Walmart and the pink sauce deal

You saw it on TikTok, or at least heard the pro and con discussions, now Miami’s Chef Pii, a.k.a. Veronica Shaw, has unleased pink sauce for the masses through a distribution deal with Walmart. “It’s a Willy Wonka-meets-Cinderella type of story,” said David Neuman, president and CEO of Dave’s Gourmet, who helped Shaw bring the dragon-fruit-based sauce to market. “You know, mad scientist with an idea figures out how to get that product made and sold nationally and comes out smelling like a rose.” Food reporter Astrid Kayembe also talked with Shaw about the deal, “I wanted a unique sauce. I wanted something that tasted like nothing else, but also to have a natural bright color,” she said, “and I was able to accomplish that.”

Also ...

Astrid Kayembe teamed up with Food’s Stephanie Breijo to report on how the rain affected business at Southland restaurants with the detail that Filipinotown‘s Woon got through the deluge by using 50-pound bags of rice as sandbags.

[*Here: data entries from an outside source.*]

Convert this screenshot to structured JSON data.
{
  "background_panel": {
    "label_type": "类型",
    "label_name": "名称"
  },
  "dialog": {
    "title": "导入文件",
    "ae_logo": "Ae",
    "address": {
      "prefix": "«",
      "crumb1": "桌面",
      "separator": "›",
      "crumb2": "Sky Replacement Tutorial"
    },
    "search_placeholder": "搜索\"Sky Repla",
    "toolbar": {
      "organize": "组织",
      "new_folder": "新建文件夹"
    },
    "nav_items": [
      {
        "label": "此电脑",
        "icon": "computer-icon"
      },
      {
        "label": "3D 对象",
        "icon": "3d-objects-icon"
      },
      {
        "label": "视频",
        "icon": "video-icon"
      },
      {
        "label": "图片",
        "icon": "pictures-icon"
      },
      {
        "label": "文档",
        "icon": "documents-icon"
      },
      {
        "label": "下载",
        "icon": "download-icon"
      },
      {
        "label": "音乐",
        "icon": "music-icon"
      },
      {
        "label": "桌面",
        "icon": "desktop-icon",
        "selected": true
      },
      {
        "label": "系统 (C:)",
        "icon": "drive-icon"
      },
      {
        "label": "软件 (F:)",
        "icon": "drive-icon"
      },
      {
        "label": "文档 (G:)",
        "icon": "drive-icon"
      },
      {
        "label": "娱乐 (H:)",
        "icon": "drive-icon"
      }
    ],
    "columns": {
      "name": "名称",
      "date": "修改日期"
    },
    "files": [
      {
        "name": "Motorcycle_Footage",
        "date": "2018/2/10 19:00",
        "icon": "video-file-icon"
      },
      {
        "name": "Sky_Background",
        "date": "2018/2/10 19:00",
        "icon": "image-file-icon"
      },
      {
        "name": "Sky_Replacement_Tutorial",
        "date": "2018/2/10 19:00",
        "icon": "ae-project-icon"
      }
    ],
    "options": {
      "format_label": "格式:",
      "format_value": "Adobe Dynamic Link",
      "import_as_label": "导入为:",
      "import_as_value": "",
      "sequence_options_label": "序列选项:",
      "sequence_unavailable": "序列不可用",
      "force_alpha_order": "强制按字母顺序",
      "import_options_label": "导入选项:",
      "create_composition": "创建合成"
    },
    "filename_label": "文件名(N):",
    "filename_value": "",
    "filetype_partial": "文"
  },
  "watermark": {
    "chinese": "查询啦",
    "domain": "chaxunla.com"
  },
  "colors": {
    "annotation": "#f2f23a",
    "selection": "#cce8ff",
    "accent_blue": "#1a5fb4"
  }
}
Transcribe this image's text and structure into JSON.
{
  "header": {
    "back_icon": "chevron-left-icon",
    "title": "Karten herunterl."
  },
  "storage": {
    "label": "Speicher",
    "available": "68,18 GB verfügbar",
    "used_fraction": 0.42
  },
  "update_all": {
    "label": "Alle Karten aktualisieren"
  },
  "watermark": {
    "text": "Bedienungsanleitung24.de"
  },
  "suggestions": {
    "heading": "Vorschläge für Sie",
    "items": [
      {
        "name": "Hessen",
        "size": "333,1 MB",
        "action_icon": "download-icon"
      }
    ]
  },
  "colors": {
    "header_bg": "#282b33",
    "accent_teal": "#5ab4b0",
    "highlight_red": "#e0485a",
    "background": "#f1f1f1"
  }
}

— For those who aren’t quite making it through Dry January, Jenn Harris gets an excellent suggestion from Ceviche Stop chef and owner Walther Adrianzen: the Hangover. It’s a tall malt glass “overflowing,” Harris writes, “with chopped striped bass swimming in leche de tigre. On top is a heap of fried calamari and on the very top, a stack of fried yuyo, a seaweed Adrianzen sources from Peru.” “Usually in Peru,” the chef tells Harris, “when people drink, we have these cevicherias open 24/7,” he said. “Let’s say you’re drunk, you go get your ceviche and then you just keep going with the party.” Well, OK!